Some have expressed concern that the fire could have been an act of arson by a right-wing wacko, given Scott’s penchant for progressive causes as well as for painting Jesus on thrift store landscapes and leaving them in Wal-Mart for unsuspecting shoppers. The fire department’s assessment is far less dramatic than all that—just a sparky wire in a garage built in the middle of the last century packed with the trappings of a highly creative life.
The details of what insurance will and won’t cover are still unfolding. Unbidden donations have been streaming into his Venmo, and some folks have offered to drop off stacks of new wood and gallons of paint, but he gently points out that there’s no place to put them yet. The comments on his social media posts teem with offers to help, but he’s not sure where to start.
“People have been so kind, it’s been overwhelming,” he said, detritus crunching under our feet. “An old timer told me that I’ve got to learn to let people give back to me, and I’m going to try to do that.”
In the meantime, he’s just going to keep producing brightly-hued paintings that people can afford and take home and admire and be inspired by, maybe even so much so that problems seem a little smaller and we all feel more connected.
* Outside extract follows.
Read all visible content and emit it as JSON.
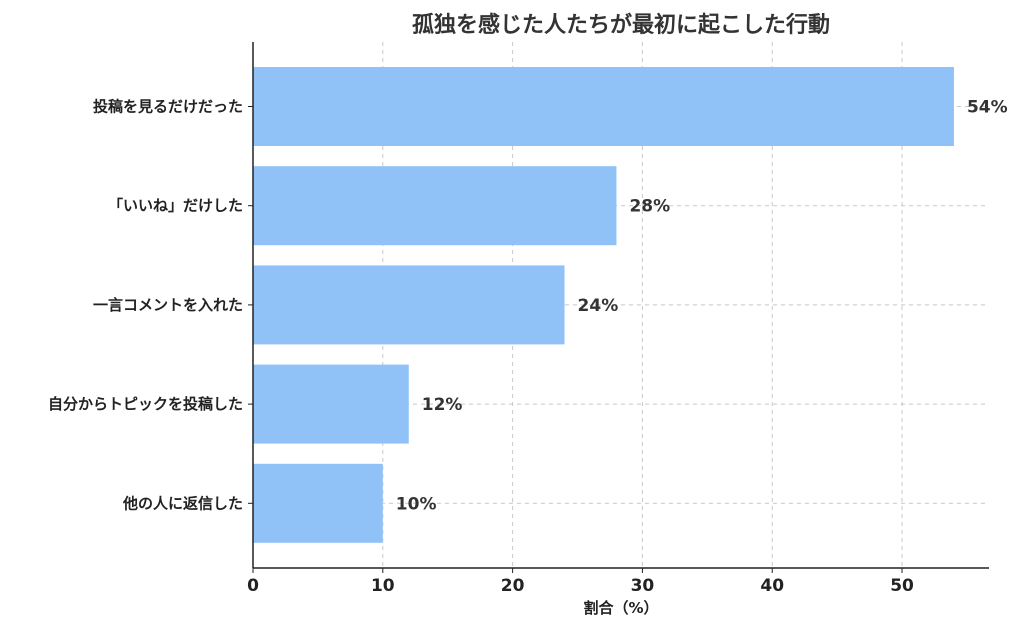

“I didn’t start out trying to be an artist,” he shrugged as he shuffled a warped John Coltrane sign bearing “A Love Supreme” in red, white, and blue.
“I’m a hope-pusher.”
True to that, the campfire smell of his old studio still in the air, Panhandle Slim set up a table in the yard and started from scratch. Already there’s a Frida drying in the sunlight, a Tupac awaiting its second coat of paint. He plans to sell them at his usual spot this Saturday morning on Bull Street next to the Old Sears Building, accepting your good wishes and whatever you care to pay.
To paraphrase the genius essayist Rebecca Solnit, hope is the belief that what we do might actually matter, and also, according to the sages, probably “the pillar that holds up the world.” Seems to me that one can be hopeful as well as factual, as long as we’re being honest.
I’ll be over here with my empty net, casting for bigger fish.
Here’s to outgrowing all our problems ~ JLL
Oh, my favorite writer has done it again! You've brought a person to life I've never met and he's such a good guy! Thanks for noticing all the people and things that don't make headlines, like camellias and Slim!